Storage proofs (often referred to as space-time proofs) have long been a subject of interest, with numerous implementations and related projects existing.

Compared to existing copy proofs based on zero-knowledge proofs, our storage proof is based on “Nash Consensus,” with its core principles being: a. The public network (on-chain) cannot verify the optimality of a proof but relies on economic game theory. This significantly reduces the costs of construction and verification. b. Data without value typically lacks game value and is naturally eliminated from the system. There is no commitment to elusive perpetual storage.
It can be fully implemented through smart contracts (although the GAS cost of the current reference implementation is somewhat high), separating storage proof from the economic model.
For public data, we do not strictly defend against Sybil attacks. A Sybil attack refers to a Supplier using multiple identities to commit to storing multiple copies of data D (e.g., n copies) while actually storing less (like just one copy) but providing n storage proofs, thereby succeeding in the attack. Strictly preventing Sybil attacks essentially means attaching more additional costs to data storage. The core of our storage proof is to increase the probability of the existence of public data copies through a combination of storage proofs and different economic models, rather than needing to strictly define how many copies exist. Therefore, from the perspective of the design of public data storage proofs, we do not need to defend against Sybil attacks.

Backwards Compatibility

Using HashType allows storage proofs to be compatible with EVM-compatible public blockchain systems, as well as BTC-Like public blockchain systems. In fact, MixHash could become a new cross-chain value anchor: it can track the value of the same data represented by MixHash across different public blockchain networks using different models, achieving the aggregation of cross-chain values. Considering the need for backward compatibility, we have set the default HashType of MixHash to SHA256. Two categories of HashType remain unused, leaving ample room for future expansion.

Test Cases

PublicDataProofDemo includes test cases written using Hardhat.

Reference Implementation

PublicDataProof Demo

A standard reference implementation

DMC public data inscription

Based on public data storage certification, a complete economic model and gameplay has been designed on ETH network and BTC inscription network

Learn more background and existing attempts

DMC Main Chain
CYFS

Security Considerations

This storage proof revolves around public data. In demonstrating storage proofs, it often involves sending 1KB segments of the data to the public network. Therefore, please do not use the storage proof design presented in this paper for private data.

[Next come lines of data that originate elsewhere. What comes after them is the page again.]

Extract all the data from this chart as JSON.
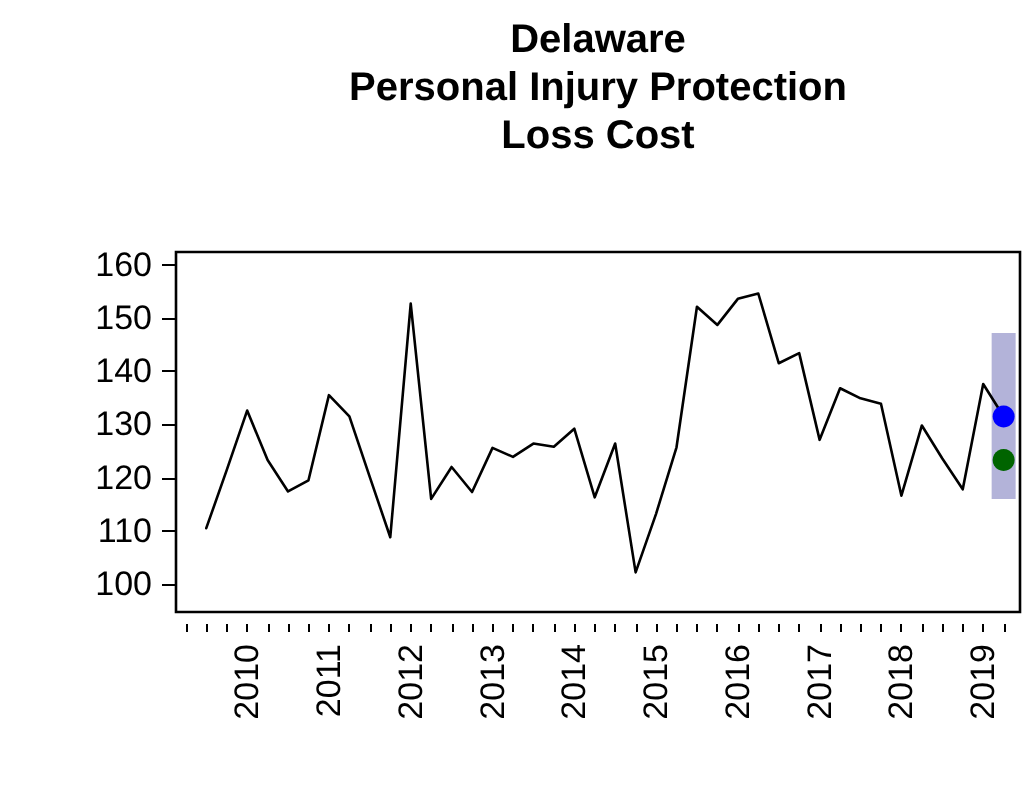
{
  "chart_data": {
    "type": "line",
    "title": "Delaware\nPersonal Injury Protection\nLoss Cost",
    "xlim": [
      2009.13,
      2019.45
    ],
    "ylim": [
      94.75,
      162.4
    ],
    "xticks": [
      {
        "value": 2009.25,
        "label": null
      },
      {
        "value": 2009.5,
        "label": null
      },
      {
        "value": 2009.75,
        "label": null
      },
      2010,
      {
        "value": 2010.25,
        "label": null
      },
      {
        "value": 2010.5,
        "label": null
      },
      {
        "value": 2010.75,
        "label": null
      },
      2011,
      {
        "value": 2011.25,
        "label": null
      },
      {
        "value": 2011.5,
        "label": null
      },
      {
        "value": 2011.75,
        "label": null
      },
      2012,
      {
        "value": 2012.25,
        "label": null
      },
      {
        "value": 2012.5,
        "label": null
      },
      {
        "value": 2012.75,
        "label": null
      },
      2013,
      {
        "value": 2013.25,
        "label": null
      },
      {
        "value": 2013.5,
        "label": null
      },
      {
        "value": 2013.75,
        "label": null
      },
      2014,
      {
        "value": 2014.25,
        "label": null
      },
      {
        "value": 2014.5,
        "label": null
      },
      {
        "value": 2014.75,
        "label": null
      },
      2015,
      {
        "value": 2015.25,
        "label": null
      },
      {
        "value": 2015.5,
        "label": null
      },
      {
        "value": 2015.75,
        "label": null
      },
      2016,
      {
        "value": 2016.25,
        "label": null
      },
      {
        "value": 2016.5,
        "label": null
      },
      {
        "value": 2016.75,
        "label": null
      },
      2017,
      {
        "value": 2017.25,
        "label": null
      },
      {
        "value": 2017.5,
        "label": null
      },
      {
        "value": 2017.75,
        "label": null
      },
      2018,
      {
        "value": 2018.25,
        "label": null
      },
      {
        "value": 2018.5,
        "label": null
      },
      {
        "value": 2018.75,
        "label": null
      },
      2019,
      {
        "value": 2019.25,
        "label": null
      }
    ],
    "yticks": [
      100,
      110,
      120,
      130,
      140,
      150,
      160
    ],
    "grid": false,
    "series": [
      {
        "type": "bar",
        "color": "#b3b3d9",
        "x": [
          2019.25
        ],
        "base": [
          116
        ],
        "values": [
          31.2
        ]
      },
      {
        "color": "#000000",
        "marker": "none",
        "line_style": "solid",
        "x": [
          2009.5,
          2009.75,
          2010,
          2010.25,
          2010.5,
          2010.75,
          2011,
          2011.25,
          2011.5,
          2011.75,
          2012,
          2012.25,
          2012.5,
          2012.75,
          2013,
          2013.25,
          2013.5,
          2013.75,
          2014,
          2014.25,
          2014.5,
          2014.75,
          2015,
          2015.25,
          2015.5,
          2015.75,
          2016,
          2016.25,
          2016.5,
          2016.75,
          2017,
          2017.25,
          2017.5,
          2017.75,
          2018,
          2018.25,
          2018.5,
          2018.75,
          2019,
          2019.25
        ],
        "values": [
          110.5,
          121.4,
          132.6,
          123.3,
          117.4,
          119.5,
          135.5,
          131.5,
          120.1,
          108.8,
          152.7,
          116.0,
          122.0,
          117.3,
          125.6,
          123.9,
          126.4,
          125.8,
          129.2,
          116.3,
          126.4,
          102.2,
          113.2,
          125.7,
          152.1,
          148.7,
          153.6,
          154.6,
          141.5,
          143.4,
          127.1,
          136.8,
          134.9,
          133.9,
          116.6,
          129.8,
          123.6,
          117.8,
          137.6,
          131.5
        ]
      },
      {
        "type": "scatter",
        "color": "#0000ff",
        "marker": "circle",
        "x": [
          2019.25
        ],
        "values": [
          131.5
        ]
      },
      {
        "type": "scatter",
        "color": "#006400",
        "marker": "circle",
        "x": [
          2019.25
        ],
        "values": [
          123.3
        ]
      }
    ]
  }
}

The design of MixHash can support storage proofs for private files, but this requires some adjustments in the processing of the original data and the construction of the storage proof. A detailed discussion on the design of storage proofs for private files is beyond the scope of this paper. In fact, some of the projects mentioned in the Reference Implementation section use both public data storage proofs and private data storage proofs.